Existing 100 lib + 27 integration tests are the bit-equal regression net for the sigma = None path. Every existing test that uses Outcome::scores(...) or EventBuilder::scores(...) should continue to produce identical posteriors — the resolved sigma equals the history default (which equals what the hardcoded path produced).

New tests

Three additions in the src/history.rs test module:

  1. outcome_scores_default_sigma_uses_history_default — build a History with score_sigma(0.5), add a 2-team event via Outcome::scores([3.0, 1.0]) (no override), capture posteriors. Build a second History identical except using Outcome::scores_with_sigma([3.0, 1.0], 0.5) (override matches default). Assert posteriors are bit-equal across the two paths.

  2. outcome_scores_with_sigma_overrides_history_default — build a History with score_sigma(0.5), add an event via Outcome::scores_with_sigma([3.0, 1.0], 2.0). Build a second History with score_sigma(2.0) and add the same event via Outcome::scores([3.0, 1.0]). Assert posteriors are bit-equal. Then build a third History with score_sigma(0.5) and add via Outcome::scores([3.0, 1.0]) (no override). Assert this third one's posteriors differ measurably from the override path (max diff > 1e-6) — proves the override actually changes inference.

  3. event_builder_scores_with_sigma_threading — same shape as #2 but constructed via the fluent builder h.event(0).team(["a"]).team(["b"]).scores_with_sigma([3.0, 1.0], 2.0).commit(). Proves the builder method works end-to-end.
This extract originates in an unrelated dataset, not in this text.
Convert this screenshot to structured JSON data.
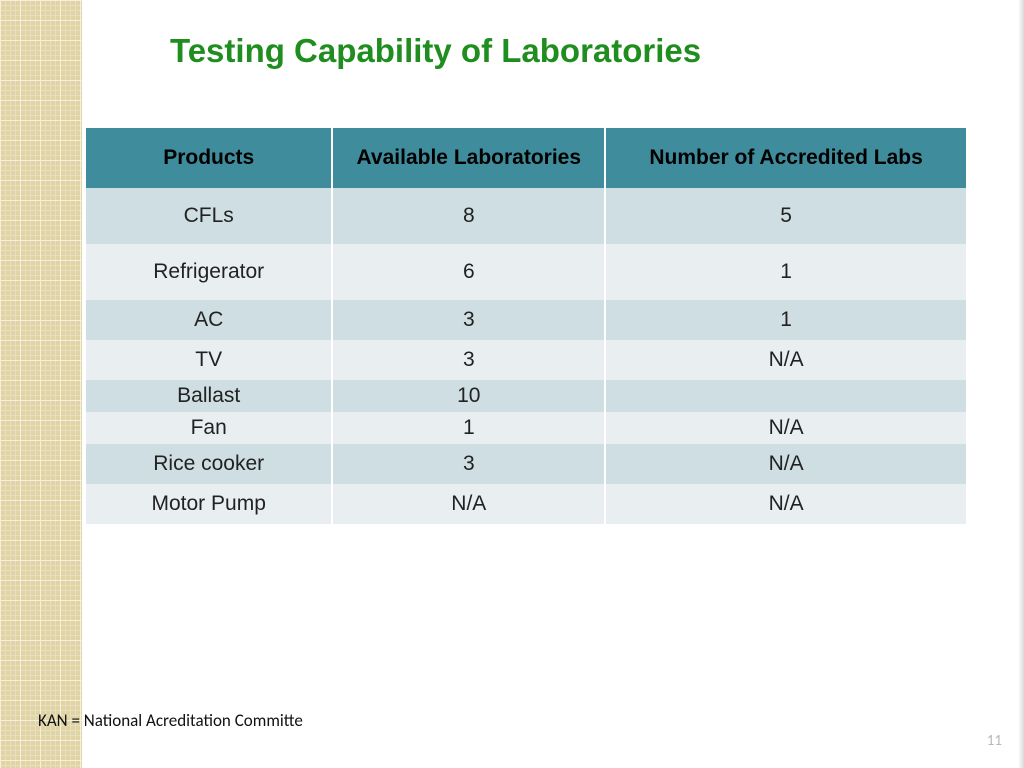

Pattern-match update test impact

Existing tests in src/outcome.rs that construct Outcome::Scored(...) literally need updating to the struct shape. Mechanical change; no new tests required.

Verification gates

cargo +nightly fmt
cargo clippy --all-targets -- -D warnings
cargo test --lib
cargo test

Test count grows by 3.

Risks

  • Public API breaking change. Outcome::Scored variant shape changes from tuple to struct. Any downstream consumer pattern-matching on the tuple form breaks. In a 0.1.x crate this is acceptable; flag it in the commit message.
  • Mechanical breadth. The pattern-match updates touch several files. They're all caught by the compiler so the risk is low, but the diff will look bigger than the actual logical change.
  • Two ways to do the same thing. Outcome::scores_with_sigma(..) and EventBuilder::scores_with_sigma(..) both produce the same outcome. This is intentional — the constructor is the underlying primitive; the builder method is the ergonomic wrapper. Same pattern as the existing Outcome::scores(..) / EventBuilder::scores(..) pair.

Out-of-scope follow-ups

  • Per-event override of other config currently history-wide (p_draw, drift, beta) — same architectural pattern would apply but each is its own design decision.
  • Validation upgrade from debug_assert! to a Result at the Outcome construction boundary.
  • Schedule trait integration with run_chain, Residual schedule, SynergyFactor (still pending from the larger spec).